Tibet. Continua a salire il numero degli eroi
Una piccola scottatura è fastidiosa, una bruciatura più grave fa male e può creare seri problemi, pensate quello che si può provare dandosi fuoco.
Ci vuole tanta forza, determinazione ed essere veramente disperati e probabilmente arrabbiati; con il potere, con il regime, con il mondo intero perché non fa nulla per la tua gente, per l’impotenza che provi di fronte agli abusi, ai soprusi alle mortificazioni che ogni giorno devi sopportare. Questa è la lotta e il messaggio che i giovani e non tibetani lanciano al mondo quando si danno fuoco. Il 17 marzo 2012 un altro giovane ventenne, monaco del monastero di Kirti, a Ngaba, e un agricoltore di Rebkong di quarantaquattro anni, si sono auto immolati in Tibet. Sale così a trenta il numero dei tibetani che a partire dal febbraio 2009 si sono dati fuoco come atto estremo di protesta contro l’occupazione cinese e per lanciare al mondo il loro grido d’aiuto. Riferisce il Centro Tibetano per i Diritti Umani e la Democrazia che Lobsang Tsultrim (il giovane monaco), già avvolto dalle fiamme, camminava lungo la strada principale di Ngaba quando ha visto i funzionari di polizia dirigersi verso di lui. Ha cercato di allontanarsi ma è stato raggiunto, picchiato e gettato a terra. Mentre i poliziotti cercavano di spegnere le fiamme con un estintore, Lobsang ha continuato ad alzare in aria il pugno, in un gesto spesso usato dai tibetani come segno di invocazione della libertà. E’ stato caricato su una camionetta e portato via. Era il maggiore di quattro fratelli. Era diventato monaco all’età di otto anni.
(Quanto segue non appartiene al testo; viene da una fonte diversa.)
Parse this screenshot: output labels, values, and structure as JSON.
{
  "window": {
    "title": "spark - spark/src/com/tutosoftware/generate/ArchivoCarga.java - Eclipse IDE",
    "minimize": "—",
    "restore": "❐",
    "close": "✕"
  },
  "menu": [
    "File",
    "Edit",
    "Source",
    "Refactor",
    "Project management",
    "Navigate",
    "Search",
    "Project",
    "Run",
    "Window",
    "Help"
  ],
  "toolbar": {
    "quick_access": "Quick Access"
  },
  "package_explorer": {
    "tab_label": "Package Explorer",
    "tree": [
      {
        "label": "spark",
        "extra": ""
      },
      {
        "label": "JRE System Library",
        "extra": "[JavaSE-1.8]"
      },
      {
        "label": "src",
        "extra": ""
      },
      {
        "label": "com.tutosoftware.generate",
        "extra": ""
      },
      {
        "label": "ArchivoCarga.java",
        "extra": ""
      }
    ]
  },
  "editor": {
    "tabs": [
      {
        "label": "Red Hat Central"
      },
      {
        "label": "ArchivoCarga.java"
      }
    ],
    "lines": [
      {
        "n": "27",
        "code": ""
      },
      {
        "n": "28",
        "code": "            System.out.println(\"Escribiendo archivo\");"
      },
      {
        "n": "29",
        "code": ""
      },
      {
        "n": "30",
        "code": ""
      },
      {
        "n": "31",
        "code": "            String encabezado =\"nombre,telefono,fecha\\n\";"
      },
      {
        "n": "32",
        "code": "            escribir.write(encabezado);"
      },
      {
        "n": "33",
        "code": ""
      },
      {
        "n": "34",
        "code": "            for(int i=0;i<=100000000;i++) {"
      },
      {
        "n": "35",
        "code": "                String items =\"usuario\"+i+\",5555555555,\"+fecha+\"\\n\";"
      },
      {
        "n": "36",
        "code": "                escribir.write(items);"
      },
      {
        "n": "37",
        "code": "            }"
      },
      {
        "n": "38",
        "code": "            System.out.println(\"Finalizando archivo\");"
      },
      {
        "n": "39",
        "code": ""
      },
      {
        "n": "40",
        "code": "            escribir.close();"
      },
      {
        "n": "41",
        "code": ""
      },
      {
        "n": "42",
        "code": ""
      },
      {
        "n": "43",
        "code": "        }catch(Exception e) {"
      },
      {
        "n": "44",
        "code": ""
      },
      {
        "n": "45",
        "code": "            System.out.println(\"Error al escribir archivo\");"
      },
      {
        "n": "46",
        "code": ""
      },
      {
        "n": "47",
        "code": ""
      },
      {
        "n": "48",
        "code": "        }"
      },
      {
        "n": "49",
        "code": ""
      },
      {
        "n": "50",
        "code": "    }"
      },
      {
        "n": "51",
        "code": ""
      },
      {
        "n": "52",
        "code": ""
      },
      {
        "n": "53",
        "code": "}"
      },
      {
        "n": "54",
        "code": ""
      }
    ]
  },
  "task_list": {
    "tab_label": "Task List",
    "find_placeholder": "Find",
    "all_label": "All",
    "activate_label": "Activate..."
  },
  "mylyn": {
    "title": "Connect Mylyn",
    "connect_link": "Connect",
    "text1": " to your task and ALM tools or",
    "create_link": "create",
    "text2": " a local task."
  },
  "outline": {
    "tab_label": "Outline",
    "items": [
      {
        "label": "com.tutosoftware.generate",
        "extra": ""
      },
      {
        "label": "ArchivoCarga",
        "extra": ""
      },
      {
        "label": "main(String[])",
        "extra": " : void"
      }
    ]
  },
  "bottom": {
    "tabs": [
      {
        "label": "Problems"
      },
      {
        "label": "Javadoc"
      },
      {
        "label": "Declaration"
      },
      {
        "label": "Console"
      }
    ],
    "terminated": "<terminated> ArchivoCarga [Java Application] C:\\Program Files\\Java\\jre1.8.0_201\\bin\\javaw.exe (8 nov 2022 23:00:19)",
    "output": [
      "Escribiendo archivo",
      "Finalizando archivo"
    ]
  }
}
Ancora una volta, in segno di solidarietà, migliaia di tibetani, circa 6000 persone secondo la testimonianza resa da un testimone oculare al gruppo londinese Free Tibet, sono arrivati nel piazzale antistante il monastero di Rongwo, da tutta la città e dai villaggi vicini. “Stiamo assistendo a una protesta senza precedenti, l’atto di sfida contro il governo cinese più significativo dopo la rivolta di Lhasa del 2008” – ha dichiarato Stephanie Bridgen, direttore di Free Tibet. “Un numero sempre maggiore di tibetani è pronto a sacrificarsi e a correre ogni tipo di rischio”.